2 Course Description
PQHS 432 (cross-listed as CRSP 432 and MPHP 432) is the second half of a two-semester sequence (with 431) focused on modern data analysis and advanced statistical modeling, with a practical bent and as little theory as possible. We emphasize the key roles of thinking hard, and well, about design and analysis in research.
The course is formally titled Statistical Methods in Biological & Medical Sciences, Part 2. A more accurate title is Data Science for Biological, Medical or Health Research.
We’ll learn about managing and visualizing data, building models and making predictions, and other data science activities. This highly applied course focuses on modern tools for learning from data. We’ll learn a lot of R, and we’ll use RStudio and Quarto as tools to help make R work better, and help perform our research in rigorous and replicable ways.
2.1 Course Objectives
During the 431-432 sequence, students will:
- Use modern data science tools to import, tidy/manage, explore (through transformation, visualization and modeling) and communicate about data.
- Think hard and well about rigorous design and analysis in scientific research.
- Gain sufficient background in the practical issues regarding linear and generalized linear models to give you a starting place for meaningful applied work, particularly in terms of making comparisons to address general types of statistical and analytic questions (exploratory, predictive, inferential, and causal, in particular.)
- Learn about the importance of replicable research, and develop facility and practice in open source tools for doing it.
- Complete a series of assignments (labs, projects and quizzes) designed to help you demonstrate what you’ve learned.
- Program (“Code”) in R sufficiently to accomplish the tasks above, with enough self-sufficiency afterwards to be able to debug and use new R tools without substantial troubleshooting help. What separates “doing data science” from “doing data analysis” is programming.
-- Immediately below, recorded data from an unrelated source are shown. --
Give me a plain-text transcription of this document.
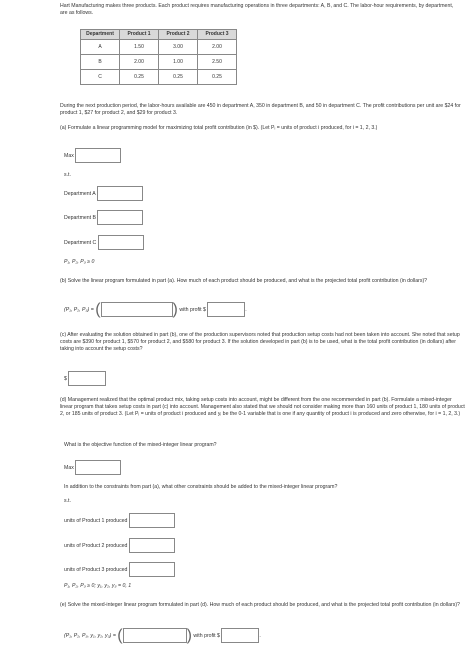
Hart Manufacturing makes three products. Each product requires manufacturing operations in three departments: A, B, and C. The labor-hour requirements, by department, are as follows.
Department	Product 1	Product 2	Product 3
A	1.50	3.00	2.00
B	2.00	1.00	2.50
C	0.25	0.25	0.25
During the next production period, the labor-hours available are 450 in department A, 350 in department B, and 50 in department C. The profit contributions per unit are $24 for product 1, $27 for product 2, and $29 for product 3.
(a) Formulate a linear programming model for maximizing total profit contribution (in $). (Let Pᵢ = units of product i produced, for i = 1, 2, 3.)
Max
s.t.
Department A
Department B
Department C
P₁, P₂, P₃ ≥ 0
(b) Solve the linear program formulated in part (a). How much of each product should be produced, and what is the projected total profit contribution (in dollars)?
(P₁, P₂, P₃) = (	) with profit $	.
(c) After evaluating the solution obtained in part (b), one of the production supervisors noted that production setup costs had not been taken into account. She noted that setup costs are $390 for product 1, $570 for product 2, and $580 for product 3. If the solution developed in part (b) is to be used, what is the total profit contribution (in dollars) after taking into account the setup costs?
$
(d) Management realized that the optimal product mix, taking setup costs into account, might be different from the one recommended in part (b). Formulate a mixed-integer linear program that takes setup costs in part (c) into account. Management also stated that we should not consider making more than 160 units of product 1, 180 units of product 2, or 185 units of product 3. (Let Pᵢ = units of product i produced and yᵢ be the 0-1 variable that is one if any quantity of product i is produced and zero otherwise, for i = 1, 2, 3.)
What is the objective function of the mixed-integer linear program?
Max
In addition to the constraints from part (a), what other constraints should be added to the mixed-integer linear program?
s.t.
units of Product 1 produced
units of Product 2 produced
units of Product 3 produced
P₁, P₂, P₃ ≥ 0; y₁, y₂, y₃ = 0, 1
(e) Solve the mixed-integer linear program formulated in part (d). How much of each product should be produced, and what is the projected total profit contribution (in dollars)?
(P₁, P₂, P₃, y₁, y₂, y₃) = (	) with profit $	.
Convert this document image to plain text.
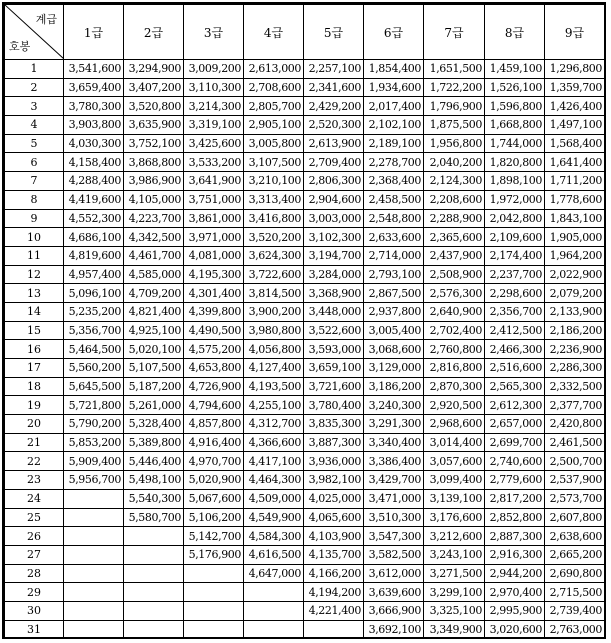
계급
호봉	1급	2급	3급	4급	5급	6급	7급	8급	9급
1	3,541,600	3,294,900	3,009,200	2,613,000	2,257,100	1,854,400	1,651,500	1,459,100	1,296,800
2	3,659,400	3,407,200	3,110,300	2,708,600	2,341,600	1,934,600	1,722,200	1,526,100	1,359,700
3	3,780,300	3,520,800	3,214,300	2,805,700	2,429,200	2,017,400	1,796,900	1,596,800	1,426,400
4	3,903,800	3,635,900	3,319,100	2,905,100	2,520,300	2,102,100	1,875,500	1,668,800	1,497,100
5	4,030,300	3,752,100	3,425,600	3,005,800	2,613,900	2,189,100	1,956,800	1,744,000	1,568,400
6	4,158,400	3,868,800	3,533,200	3,107,500	2,709,400	2,278,700	2,040,200	1,820,800	1,641,400
7	4,288,400	3,986,900	3,641,900	3,210,100	2,806,300	2,368,400	2,124,300	1,898,100	1,711,200
8	4,419,600	4,105,000	3,751,000	3,313,400	2,904,600	2,458,500	2,208,600	1,972,000	1,778,600
9	4,552,300	4,223,700	3,861,000	3,416,800	3,003,000	2,548,800	2,288,900	2,042,800	1,843,100
10	4,686,100	4,342,500	3,971,000	3,520,200	3,102,300	2,633,600	2,365,600	2,109,600	1,905,000
11	4,819,600	4,461,700	4,081,000	3,624,300	3,194,700	2,714,000	2,437,900	2,174,400	1,964,200
12	4,957,400	4,585,000	4,195,300	3,722,600	3,284,000	2,793,100	2,508,900	2,237,700	2,022,900
13	5,096,100	4,709,200	4,301,400	3,814,500	3,368,900	2,867,500	2,576,300	2,298,600	2,079,200
14	5,235,200	4,821,400	4,399,800	3,900,200	3,448,000	2,937,800	2,640,900	2,356,700	2,133,900
15	5,356,700	4,925,100	4,490,500	3,980,800	3,522,600	3,005,400	2,702,400	2,412,500	2,186,200
16	5,464,500	5,020,100	4,575,200	4,056,800	3,593,000	3,068,600	2,760,800	2,466,300	2,236,900
17	5,560,200	5,107,500	4,653,800	4,127,400	3,659,100	3,129,000	2,816,800	2,516,600	2,286,300
18	5,645,500	5,187,200	4,726,900	4,193,500	3,721,600	3,186,200	2,870,300	2,565,300	2,332,500
19	5,721,800	5,261,000	4,794,600	4,255,100	3,780,400	3,240,300	2,920,500	2,612,300	2,377,700
20	5,790,200	5,328,400	4,857,800	4,312,700	3,835,300	3,291,300	2,968,600	2,657,000	2,420,800
21	5,853,200	5,389,800	4,916,400	4,366,600	3,887,300	3,340,400	3,014,400	2,699,700	2,461,500
22	5,909,400	5,446,400	4,970,700	4,417,100	3,936,000	3,386,400	3,057,600	2,740,600	2,500,700
23	5,956,700	5,498,100	5,020,900	4,464,300	3,982,100	3,429,700	3,099,400	2,779,600	2,537,900
24		5,540,300	5,067,600	4,509,000	4,025,000	3,471,000	3,139,100	2,817,200	2,573,700
25		5,580,700	5,106,200	4,549,900	4,065,600	3,510,300	3,176,600	2,852,800	2,607,800
26			5,142,700	4,584,300	4,103,900	3,547,300	3,212,600	2,887,300	2,638,600
27			5,176,900	4,616,500	4,135,700	3,582,500	3,243,100	2,916,300	2,665,200
28				4,647,000	4,166,200	3,612,000	3,271,500	2,944,200	2,690,800
29					4,194,200	3,639,600	3,299,100	2,970,400	2,715,500
30					4,221,400	3,666,900	3,325,100	2,995,900	2,739,400
31						3,692,100	3,349,900	3,020,600	2,763,000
This is NOT a course in mathematical statistics or statistical inference. It’s far more applied than that.
2.2 Key Topics in 431-432
- Exploratory Data Analysis: “All graphs are comparisons” including data exploration, statistical graphics and more general visualization of information.
- Placing biological, medical and health research questions into a statistical framework.
- Study Development - making choices in designing and executing the collection and aggregation of data.
- Data Handling - including important issues in importing, tidying and transforming data, as well as methods for dealing with missing data, including imputation.
- Statistical Comparisons: “All of statistics are comparisons” - including methods for discrete and continuous variables: intervals, assumptions, some thoughts on statistical power, and the bootstrap, design of visualizations and models for rates, proportions and contingency tables.
- The proper and rigorous use of multi-predictor models for continuous and discrete data, including…
- Fitting, evaluating, and interpreting linear and generalized linear models.
- Prediction and validation.
- Critical role of graphics, including diagnostics and residual analysis.
- Model choice, including variable selection, shrinkage and model uncertainty.
- Dealing with categorical predictors and interactions meaningfully.
- Using R and RStudio to make all of the things above happen; with particular emphasis on doing replicable research and using Quarto) to document the work in a replicable way.
2.3 432 Course Outline & Format
The main group sessions for the 432 course will include over two dozen virtual (Zoom) and in-person lecture sessions led by Professor Love, to be held on Tuesdays and Thursdays from 1:00 to 2:15 PM.
- The Course Calendar provides additional detail on specific sessions, and links to materials used in those sessions, including slides.